25 Eylül 2024 Çarşamba

Transkripsiyon (Çeviriyazı) Nedir?

Transkripsiyon, bir alfabede mevcut seslerin/harflerin bazı özel işaretler kullanılarak başka bir alfabenin harflerine dönüştürülüp onlarla gösterilmesini ifade eder. "Çeviriyazı" şeklinde Türkçeleştirilmiştir.

Arapça metinlerin, Arap alfabesinin kullanıldığı Farsça ve Urduca metinlerin ve aynı alfabeyle yazılmış Türkçe metinlerin Latin harflerine dönüştürülmesi şeklinde uygulanır. Bu tür metinlerin Latin harfleriyle yazılmasına “Latinizasyon”, bu duruma getirilmiş metinlere “Latinize” denilir. 

Teoride yazı çevrimi karşılığında “transkripsiyon” ve “harf çevrimi” anlamında transliterasyon diye anılan iki usul söz konusudur. 

Transkripsiyon usulünde her harfe karşılık bir harf kullanılır.
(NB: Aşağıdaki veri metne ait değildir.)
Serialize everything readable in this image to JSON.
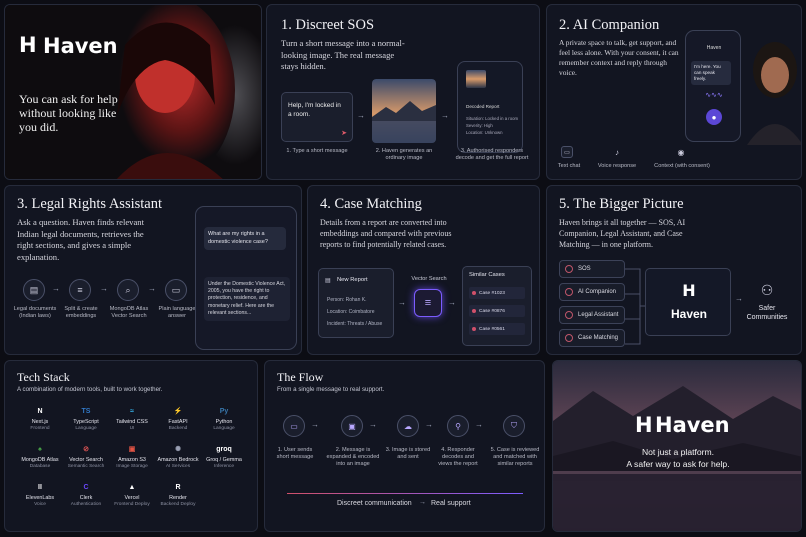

Arap alfabesinde sesli harfler bulunmadığından bu usulde ünlüler çeviriye yansıtılmaz: ”من عيّر أخاه بذنب لم يمت حتى يعمله“: “Mn ‘yyr ’ḫh b-ẕnb lm ymt ḥtty y‘mlh” gibi. 

Türkiye’de Arapça metinlerin yanı sıra Arap alfabesiyle yazılmış Türkçe metinlerdeki ”هـ خ ح“ (ḥḫh), ”ص س ث“ (s̱sṣ) ”ظ ض ز ذ“ (ẕzżẓ), ”ط ت“ (tṭ) gibi benzer sesleri birbirinden ayırmadan okuma alışkanlığı onların Latin harfleriyle gösterilmesini gerekli kılmıştır. Bu seslerin birbirinden ayrılmadan yazılması bilimsel metoda aykırı olduğu gibi kelimelerin asılları konusunda da problemler ortaya çıkarmaktadır. Ayrıca Hamza el-İsfahânî, Bîrûnî ve İbn Hazm gibi âlimlerin belirttiği gibi Arap alfabesinde sadece noktalarla birbirinden ayrılan, aynı şekle sahip harflerin mevcudiyeti, ünsüzler için müstakil şekillerin bulunmayıp sadece harekelerle gösterilmesi, ibare içinde yer alan kelimelerin sonlarındaki ünlülerin (i‘rab harekeleri) tayininde güçlüklerin bulunması gibi özellikler tarih boyunca “tashif” ve “tahrif” diye anılan birçok hatalı okumaya ve yazıma yol açmıştır. Bu da söz konusu metinlerin sakıncaları bertaraf edecek bir transkripsiyon sistemiyle yazılmasını zorunlu hale getirmiştir.

Transliterasyon usulünde ise okuyuş ve telaffuza yansıyan harflerin karşılanması esas olduğu için Arap alfabesindeki ünlüler (harekeler) bu usulde karşılık bulur: “Men ʿayyere eḫâhu bi-ẕenbin lem yemüt ḥattâ yaʿmelehû” gibi. Bu usul daha yaygın görülür ve transkripsiyon denince bu uygulama akla gelir. Anılan metinlerin orijinal harfleriyle (Arap harfleri) yazılması esas olmakla birlikte gerek Türkiye’de gerekse diğer ülkelerde eserlerin Latin alfabesine çevrilmesi bir bakıma ihtiyaç halini almıştır ve özellikle Türkologlar, şarkiyatçılar için zaruri bir ihtiyaç olmuştur.

Bu yazı ile Latin alfabesiyle yazılamaz denilen her metin yazılabilir.